Once I was a clever boy learning the arts of Oxford... is a quotation from the verses written by Bishop Richard Fleming (c.1385-1431) for his tomb in Lincoln Cathedral. Fleming, the founder of Lincoln College in Oxford, is the subject of my research for a D. Phil., and, like me, a son of the West Riding. I have remarked in the past that I have a deeply meaningful on-going relationship with a dead fifteenth century bishop... it was Fleming who, in effect, enabled me to come to Oxford and to learn its arts, and for that I am immensely grateful.

Wednesday, 28 May 2014

More on St Augustine's Abbey Canterbury

Following on from my post St Augustine's Abbey Canterbury a friend who is a regular reader sent me a note about St Augustine's Abbey and the books behind the High Altar. There is, he tells me, an interesting detail in Christopher de Hamel's A History of Illuminated Manuscripts 2nd ed. 1994 p.16.

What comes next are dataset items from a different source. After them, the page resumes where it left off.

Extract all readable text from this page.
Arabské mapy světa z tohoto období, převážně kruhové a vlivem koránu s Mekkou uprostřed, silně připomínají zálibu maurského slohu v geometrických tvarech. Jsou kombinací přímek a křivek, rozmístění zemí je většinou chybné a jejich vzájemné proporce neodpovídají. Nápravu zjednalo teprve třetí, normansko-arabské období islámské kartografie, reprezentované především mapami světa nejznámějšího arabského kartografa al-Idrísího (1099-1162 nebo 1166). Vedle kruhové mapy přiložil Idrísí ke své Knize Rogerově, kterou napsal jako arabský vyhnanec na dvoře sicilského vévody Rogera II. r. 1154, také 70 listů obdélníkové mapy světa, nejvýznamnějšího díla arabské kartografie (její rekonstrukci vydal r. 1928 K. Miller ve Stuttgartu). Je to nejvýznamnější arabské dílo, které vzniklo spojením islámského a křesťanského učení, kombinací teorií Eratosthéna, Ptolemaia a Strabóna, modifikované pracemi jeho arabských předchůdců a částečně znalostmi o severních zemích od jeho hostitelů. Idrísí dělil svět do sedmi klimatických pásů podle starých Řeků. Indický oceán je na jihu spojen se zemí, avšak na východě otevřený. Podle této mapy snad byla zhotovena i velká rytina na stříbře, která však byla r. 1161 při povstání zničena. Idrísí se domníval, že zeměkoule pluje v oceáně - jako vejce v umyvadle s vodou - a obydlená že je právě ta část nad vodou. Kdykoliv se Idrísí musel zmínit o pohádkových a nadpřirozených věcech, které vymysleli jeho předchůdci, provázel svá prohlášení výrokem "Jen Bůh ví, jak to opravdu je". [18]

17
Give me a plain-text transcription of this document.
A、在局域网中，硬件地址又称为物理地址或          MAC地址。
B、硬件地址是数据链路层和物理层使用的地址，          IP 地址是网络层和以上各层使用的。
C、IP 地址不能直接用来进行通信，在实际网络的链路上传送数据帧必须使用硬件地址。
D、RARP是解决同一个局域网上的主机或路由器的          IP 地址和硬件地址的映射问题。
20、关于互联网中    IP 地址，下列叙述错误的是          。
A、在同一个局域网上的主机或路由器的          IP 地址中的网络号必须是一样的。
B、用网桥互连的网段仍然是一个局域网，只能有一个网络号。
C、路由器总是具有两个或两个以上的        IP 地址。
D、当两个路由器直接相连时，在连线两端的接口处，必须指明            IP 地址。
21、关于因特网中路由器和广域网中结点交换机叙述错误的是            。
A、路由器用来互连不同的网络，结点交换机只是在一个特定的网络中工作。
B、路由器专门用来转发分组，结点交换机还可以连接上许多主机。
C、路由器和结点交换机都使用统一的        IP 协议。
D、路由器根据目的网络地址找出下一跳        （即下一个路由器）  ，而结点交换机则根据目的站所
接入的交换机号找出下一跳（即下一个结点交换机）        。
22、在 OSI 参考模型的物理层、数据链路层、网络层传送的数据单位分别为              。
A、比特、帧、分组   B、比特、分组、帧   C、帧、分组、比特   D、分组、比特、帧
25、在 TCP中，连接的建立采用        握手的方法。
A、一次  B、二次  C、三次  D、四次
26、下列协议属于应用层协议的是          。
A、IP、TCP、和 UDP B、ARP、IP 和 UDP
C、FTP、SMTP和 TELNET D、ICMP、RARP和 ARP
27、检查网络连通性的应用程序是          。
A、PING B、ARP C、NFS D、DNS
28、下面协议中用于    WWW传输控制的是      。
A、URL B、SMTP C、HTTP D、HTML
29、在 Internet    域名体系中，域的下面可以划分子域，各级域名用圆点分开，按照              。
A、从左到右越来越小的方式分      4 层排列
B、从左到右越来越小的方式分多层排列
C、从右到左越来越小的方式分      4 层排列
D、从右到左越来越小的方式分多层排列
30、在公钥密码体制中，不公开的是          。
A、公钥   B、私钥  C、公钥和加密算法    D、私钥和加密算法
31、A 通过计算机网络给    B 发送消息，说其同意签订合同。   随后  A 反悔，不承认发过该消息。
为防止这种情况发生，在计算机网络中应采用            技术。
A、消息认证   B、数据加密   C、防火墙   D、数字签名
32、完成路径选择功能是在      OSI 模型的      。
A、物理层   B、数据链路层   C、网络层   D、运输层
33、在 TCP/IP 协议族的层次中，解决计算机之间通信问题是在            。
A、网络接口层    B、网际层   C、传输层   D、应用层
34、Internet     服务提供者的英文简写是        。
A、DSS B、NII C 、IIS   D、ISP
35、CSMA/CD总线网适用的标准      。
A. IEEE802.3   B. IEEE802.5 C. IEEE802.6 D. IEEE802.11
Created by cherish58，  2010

Among the books depicted behind the altar was a two volume Bible. This was preserved in English Catholic hands until at least 1604, but is, alas now lost.

Given that I would add that we all owe a debt of gratitude to Archbishop Parker for preserving the Gospels beleived to have been brought by St Augustine, and for the other parts of the Canterbury libraries he preserved by giving them to Corpus Christi in Cambridge.